McCann gets the call, still no Puig
    National League manager Bruce Bochy selected Sergio Romo, his San Francisco Giants closer, as a replacement pick along with Atlanta catcher Brian McCann. St. Louis closer Edward Mujica was chosen to fill in for teammate Adam Wainwright, who started Sunday night.
    Under baseball's labor contract, pitchers who start on the Sunday before the All-Star game may opt not to participate.
    Despite four changes to the NL team, only one position player pulled out Sunday and Yasiel Puig was not picked as the replacement. Though he's spent just six weeks in the majors, Puig has been so successful and exciting that some clamored for his inclusion, sparking a heated debate about whether that would be fair.
    The rookie sensation from the Los Angeles Dodgers was left out again after a string of substitutes were added to the National League roster Sunday. But this time, fans were not responsible. Instead, it sounds as though Puig's ailing hip settled baseball's big debate.
    "If a guy is hurt, it doesn't make sense for him to go," Dodgers manager Don Mattingly said.

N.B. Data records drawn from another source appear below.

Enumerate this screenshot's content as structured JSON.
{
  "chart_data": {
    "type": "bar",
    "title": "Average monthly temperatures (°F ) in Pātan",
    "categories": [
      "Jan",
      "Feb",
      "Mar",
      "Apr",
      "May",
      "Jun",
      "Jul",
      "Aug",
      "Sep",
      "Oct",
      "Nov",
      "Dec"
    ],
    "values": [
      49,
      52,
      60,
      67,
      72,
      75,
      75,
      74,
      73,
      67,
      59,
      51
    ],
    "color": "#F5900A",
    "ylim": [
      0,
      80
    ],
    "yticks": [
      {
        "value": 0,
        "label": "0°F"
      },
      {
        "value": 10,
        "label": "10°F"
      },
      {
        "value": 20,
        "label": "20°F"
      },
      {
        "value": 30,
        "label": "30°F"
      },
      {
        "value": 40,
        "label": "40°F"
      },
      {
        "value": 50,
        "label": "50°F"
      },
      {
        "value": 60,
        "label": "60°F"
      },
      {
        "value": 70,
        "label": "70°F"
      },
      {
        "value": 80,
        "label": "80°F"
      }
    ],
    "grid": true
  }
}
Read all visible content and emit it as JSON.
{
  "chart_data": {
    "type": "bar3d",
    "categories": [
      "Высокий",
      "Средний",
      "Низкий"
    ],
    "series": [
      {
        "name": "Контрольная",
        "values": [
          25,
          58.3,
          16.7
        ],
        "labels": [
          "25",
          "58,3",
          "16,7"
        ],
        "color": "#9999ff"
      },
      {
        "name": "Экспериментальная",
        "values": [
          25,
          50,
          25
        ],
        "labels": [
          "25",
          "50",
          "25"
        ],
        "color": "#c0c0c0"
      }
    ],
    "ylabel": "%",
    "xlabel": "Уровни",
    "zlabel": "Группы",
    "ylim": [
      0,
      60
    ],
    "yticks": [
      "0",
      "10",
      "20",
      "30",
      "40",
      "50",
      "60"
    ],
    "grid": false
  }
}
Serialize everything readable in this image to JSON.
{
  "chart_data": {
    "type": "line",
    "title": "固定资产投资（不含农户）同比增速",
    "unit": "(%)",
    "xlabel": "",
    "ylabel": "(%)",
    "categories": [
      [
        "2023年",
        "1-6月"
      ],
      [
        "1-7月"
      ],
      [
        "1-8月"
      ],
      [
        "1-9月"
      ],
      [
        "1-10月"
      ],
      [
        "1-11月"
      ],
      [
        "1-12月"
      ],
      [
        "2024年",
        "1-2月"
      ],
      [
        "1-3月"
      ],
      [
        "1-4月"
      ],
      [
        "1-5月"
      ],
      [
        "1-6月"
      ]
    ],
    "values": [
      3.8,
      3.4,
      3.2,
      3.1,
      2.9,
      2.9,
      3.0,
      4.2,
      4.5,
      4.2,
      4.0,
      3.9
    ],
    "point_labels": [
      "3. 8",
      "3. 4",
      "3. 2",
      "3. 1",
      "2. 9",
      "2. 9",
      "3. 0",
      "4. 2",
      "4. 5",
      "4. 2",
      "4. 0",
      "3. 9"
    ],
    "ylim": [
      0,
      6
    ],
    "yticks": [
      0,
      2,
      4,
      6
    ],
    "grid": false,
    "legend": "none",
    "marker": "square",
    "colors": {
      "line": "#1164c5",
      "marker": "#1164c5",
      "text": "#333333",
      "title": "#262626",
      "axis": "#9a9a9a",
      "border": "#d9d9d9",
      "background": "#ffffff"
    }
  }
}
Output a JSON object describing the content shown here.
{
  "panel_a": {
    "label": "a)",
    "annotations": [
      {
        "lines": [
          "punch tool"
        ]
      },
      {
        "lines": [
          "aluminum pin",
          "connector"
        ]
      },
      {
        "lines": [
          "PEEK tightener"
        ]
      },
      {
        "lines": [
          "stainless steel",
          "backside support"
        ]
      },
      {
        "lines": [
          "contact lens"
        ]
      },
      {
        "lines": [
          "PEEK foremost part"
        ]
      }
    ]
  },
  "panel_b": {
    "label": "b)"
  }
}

"That's just like, video game"
    Miguel Cabrera has the kind of numbers that draw attention from fans.
    It's the same reaction from his peers, too.
    "That's just like, video game, and let's just go out and have some fun and smile and laugh when we strike out," Washington slugger Bryce Harper said. "It's just, Miggy is going up there and ... going 'Hey, if I don't hit a homer, I shouldn't be playing today.'"
    Cabrera hit .330 with 44 homers and 139 RBIs last season, winning the AL Triple Crown. The third baseman is hitting .365 with 30 homers and 95 RBIs at the All-Star break this year. That's an impressive full season for almost any player. Let alone a first half.
    Not that he's all that impressed with any of it.
    "There isn't a lot of time to see that," he said. "Maybe if I see it in the game, you know how they put it on the scoreboard? So I think that's the only chance we got time to see it. Because you got to worry about other stuff, why are you going to worry about the stats?"

Harp on this
    Bryce Harper had his name misstated in a pregame news conference — NL manager Bruce Bochy called him "Bryan" before correcting himself immediately — and was slotted in the 9th spot in the order.
    Welcome to the All-Star game, kid.
    The second-year Washington Nationals outfielder said he's never batted ninth before in his life.
    "That's usually for the pitcher. I don't think I'm pitching tomorrow," Harper said. "You know, we've got a great lineup one through nine. It's pretty tough to get in that lineup, so I'm just very excited and blessed to be able to start and I'm so thankful for it."

For relaxing times...
    Adam Wainwright pitched on Sunday, so he's unavailable for Tuesday's All-Star game.
    The St. Louis starter is set to make the most of his time off, anyway.
    "It's going to be amazing for me. I would love to pitch in the game, obviously, but also right now this break is perfect timing for me," Wainwright said. "I brought my tennis shoes, my shagging glove, and if I had a hammock, you know, that'd be the thing that would put it over the top."

Stumped
    A TV crew from MLB UK was going around and presenting players with a cricket ball, then asking if they knew what to do with it. Cleveland's Justin Masterson, who was born in Jamaica, pantomimed a respectable overhand bowling motion. But Toronto's Brett Cecil tried to grip the seams and pronounced them uncomfortable. He noted that "Actually, Adam Lind is a big fan of it. I don't know why."